Shushing My Boss

Question to Ask the Workplace Doctors about telling a boss to be quiet:¬†” Have I really screwed up?? How do I fix it?

On Tuesday of last week, I had just gotten off of a long conference call with my Operations Director (I’m the Communications Director) and we went back to our desks, which are side by side, to discuss strategy. We got on another conference call with a leader in our industry who we thought could help. Our Member Director came out of her office, to our desks, to say something and I put my index finger up to my lips making the “shush” face, not saying anything. I figured she did not know we were on a conference call with an important business associate and didn’t want her to say anything not associated with the call.

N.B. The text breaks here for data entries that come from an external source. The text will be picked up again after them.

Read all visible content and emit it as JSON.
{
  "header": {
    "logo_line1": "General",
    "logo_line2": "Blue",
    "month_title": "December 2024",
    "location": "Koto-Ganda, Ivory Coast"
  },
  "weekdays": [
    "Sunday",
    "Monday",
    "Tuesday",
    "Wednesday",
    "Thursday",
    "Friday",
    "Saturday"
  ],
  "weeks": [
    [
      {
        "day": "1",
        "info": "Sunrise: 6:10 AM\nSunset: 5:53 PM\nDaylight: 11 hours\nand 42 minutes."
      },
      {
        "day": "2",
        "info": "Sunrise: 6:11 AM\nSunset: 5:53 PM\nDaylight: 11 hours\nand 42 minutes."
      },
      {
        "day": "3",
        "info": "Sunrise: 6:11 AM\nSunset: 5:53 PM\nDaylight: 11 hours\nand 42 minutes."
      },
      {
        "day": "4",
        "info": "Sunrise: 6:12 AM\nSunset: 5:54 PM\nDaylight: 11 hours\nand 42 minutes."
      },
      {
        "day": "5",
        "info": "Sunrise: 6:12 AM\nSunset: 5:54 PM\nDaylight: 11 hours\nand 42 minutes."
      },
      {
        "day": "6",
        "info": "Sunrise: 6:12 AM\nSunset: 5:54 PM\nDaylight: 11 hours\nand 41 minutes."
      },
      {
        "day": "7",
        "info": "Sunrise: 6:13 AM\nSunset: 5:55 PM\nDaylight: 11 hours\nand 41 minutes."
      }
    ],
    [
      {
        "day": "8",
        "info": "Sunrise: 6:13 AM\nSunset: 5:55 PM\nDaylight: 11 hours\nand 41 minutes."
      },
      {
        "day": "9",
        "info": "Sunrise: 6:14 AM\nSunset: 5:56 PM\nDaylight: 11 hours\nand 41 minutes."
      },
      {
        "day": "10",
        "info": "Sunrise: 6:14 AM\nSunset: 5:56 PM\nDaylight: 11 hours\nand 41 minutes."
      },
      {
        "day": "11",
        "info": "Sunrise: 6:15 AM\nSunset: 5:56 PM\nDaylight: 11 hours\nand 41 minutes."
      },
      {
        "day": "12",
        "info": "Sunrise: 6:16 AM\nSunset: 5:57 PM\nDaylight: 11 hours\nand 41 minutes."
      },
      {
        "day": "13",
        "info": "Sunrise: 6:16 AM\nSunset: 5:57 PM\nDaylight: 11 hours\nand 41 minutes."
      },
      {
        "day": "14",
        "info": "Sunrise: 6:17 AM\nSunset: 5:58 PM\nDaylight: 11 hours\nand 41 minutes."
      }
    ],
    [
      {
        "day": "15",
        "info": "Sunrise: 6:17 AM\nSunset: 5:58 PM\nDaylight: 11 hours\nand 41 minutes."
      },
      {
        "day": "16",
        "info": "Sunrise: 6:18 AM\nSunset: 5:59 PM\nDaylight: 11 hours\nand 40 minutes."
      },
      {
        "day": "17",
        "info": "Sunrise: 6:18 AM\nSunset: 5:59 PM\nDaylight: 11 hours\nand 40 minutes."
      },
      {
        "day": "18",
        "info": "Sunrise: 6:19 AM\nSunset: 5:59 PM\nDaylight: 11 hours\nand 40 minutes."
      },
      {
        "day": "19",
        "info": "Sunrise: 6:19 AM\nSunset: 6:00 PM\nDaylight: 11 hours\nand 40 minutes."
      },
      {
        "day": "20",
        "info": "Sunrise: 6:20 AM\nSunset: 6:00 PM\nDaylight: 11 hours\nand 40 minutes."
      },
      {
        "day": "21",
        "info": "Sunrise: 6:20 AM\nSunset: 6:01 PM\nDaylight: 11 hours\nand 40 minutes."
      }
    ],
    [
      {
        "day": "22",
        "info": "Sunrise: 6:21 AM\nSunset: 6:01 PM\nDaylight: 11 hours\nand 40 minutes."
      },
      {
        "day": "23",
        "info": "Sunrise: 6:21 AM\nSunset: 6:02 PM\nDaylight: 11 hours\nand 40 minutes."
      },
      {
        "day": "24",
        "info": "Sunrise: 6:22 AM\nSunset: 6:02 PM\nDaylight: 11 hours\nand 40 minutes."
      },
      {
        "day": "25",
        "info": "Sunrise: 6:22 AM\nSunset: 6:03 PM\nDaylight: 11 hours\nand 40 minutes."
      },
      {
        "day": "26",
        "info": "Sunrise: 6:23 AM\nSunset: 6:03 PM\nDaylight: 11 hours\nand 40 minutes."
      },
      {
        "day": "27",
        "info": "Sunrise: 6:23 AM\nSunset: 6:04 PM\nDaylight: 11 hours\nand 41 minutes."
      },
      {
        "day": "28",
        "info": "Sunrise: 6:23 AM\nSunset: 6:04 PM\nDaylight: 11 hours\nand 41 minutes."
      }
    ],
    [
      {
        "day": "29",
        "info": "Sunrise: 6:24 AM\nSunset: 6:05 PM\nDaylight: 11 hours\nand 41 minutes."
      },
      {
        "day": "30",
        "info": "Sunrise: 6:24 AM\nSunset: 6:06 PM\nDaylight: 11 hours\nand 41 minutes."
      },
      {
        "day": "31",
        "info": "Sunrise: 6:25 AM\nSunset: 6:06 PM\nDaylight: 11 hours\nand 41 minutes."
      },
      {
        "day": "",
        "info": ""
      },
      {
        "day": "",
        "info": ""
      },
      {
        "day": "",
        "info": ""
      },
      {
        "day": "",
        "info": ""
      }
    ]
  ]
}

I didn’t think anything of it until today, Monday (six days after), when she asked me into her office to talk about something. She said that she had something that was bothering her and she thought it would go away but it hasn’t and she wanted to get it out in the open. So, she told me the above scenario, that I shushed her and that it was rude and disrespectful. She said she never wanted to have that happen again. I said that I was sorry and that I never would want to do that to someone or make someone feel that way. I thanked her for telling me because I’ve noticed that I can get very focused/intense on something and not realize that I’m being rude/disrespectful when someone tries to help (which I see as an interruption).

So, I was just confronted by her 30 minutes ago and it is eating away at me. She said she wanted to get it out and that be the end of it but I’m wondering if I should think on it for a couple days and send her and email or talk to her about it later on? I feel like so many people after getting confronted by something they do, they ball it up inside and hope it just goes away. I want to do this the right way and make sure she understands that my intention is to truly become a better teammate and coworker, especially in those situations. It also doesn’t help that our Member Director has been here nearly 20 years, and I’m fresh out of college, been here for 2 years so I’m sure she saw it as extremely disrespectful more so than if the roles were reversed.

My gut reaction is to say something in a couple days to the effect of, “Our conversation the other day has been on my mind a lot. Specifically, how I made you feel and that I need to improve for the long term and be a better colleague and teammate.” Have I really screwed up?? How do I fix it? Please help! Thank you again for your consideration.

Signed, Shushed the Boss

Dear Shushed the Boss:

You have described your inner turmoil well and more. By that I mean you have spelled out how little interpersonal rifts can play on like a broken record in your head. Your question is: Should you not let this reprimand by your Member Director, whom you say is 20 years older and I assume is your boss, be the end of it as she said it should? There’s no sure “fix it” answer to your question, but I will pose several impressions that might help you answer your question.

-The fact that this individual told you not to shush her again was a reprimand meant to clarify that she was your superior.

-Her interpretation of your shush-face was a mistake, but what you did, in order to not have your telephone conversation interrupted, could have been seen as disrespectful. Her misinterpretation follows the rule of thumb you undoubtedly know as Communications Director that to misunderstand is the rule rather than the exception. So failure to think about that indicates that this Member Director, after pondering your shush, decided to spell out her own rule; “Don’t shush me. Don’t shush me if I am boss and you are not.” Such an unspoken general organization rule of authority, she decided needed to be told you.

– Consequently you now know that lines of authority are important to her and probably that is the culture of your workplace. Over time interactions with her likely will lessen the power-distance of I am boss and you are the bossed. You will find an alternative way to signal “I’m on the phone and need quiet.”

– Now probably is not the best time to re-surface this incident in detail; however, because you are stressed over it, you might get it off your chest just as she did. I like the way you put it in your last paragraph: “My gut reaction is to say something in a couple days to the effect of, “Our conversation the other day has been on my mind a lot. Specifically, how I made you feel and that I need to improve for the long term and be a better colleague and teammate.'” Such a brief statement should then evolve to a constructive conversation about how you two might interact; about when and how she does and doesn’t want to be talked to and about and also about when and how you want to be talked to and about. (Notice I have added the phrase “talked about”.) It is a mistake to vent our gut-felt uneasiness about another person to third parties, perhaps to coworkers.Almost inevitably gossip about another (in this case your boss’ misinterpreting) gets back to the target of the uneasiness, and consequently the whole matter escalates rather than fades away.

– One pro-active way that a boss-bossed interaction can build effective protocols is to collaboratively define their relationship in do and don’t communication rules. Most often very wise bosses set aside in time-out sessions for this purpose. Such time-out sessions are particularly beneficial to work groups that are to operate as teams.

-Finally, let me congratulate you for a desire to not allow small sores fester. From time to time in the course of a career that entails working with others, we encounter behaviors that frustrate. That is to suggest we must determine what is important enough to surface and what is best not belabored.

These thoughts are embedded in my signature sentence: Working together with hands, head and heart takes and makes big WEGOS. I predict with your drive and concern for good working relationships that you will have many fruitful years in your chosen career. If you find time after a few weeks, do feel free to update us on what you elect to do and how it works.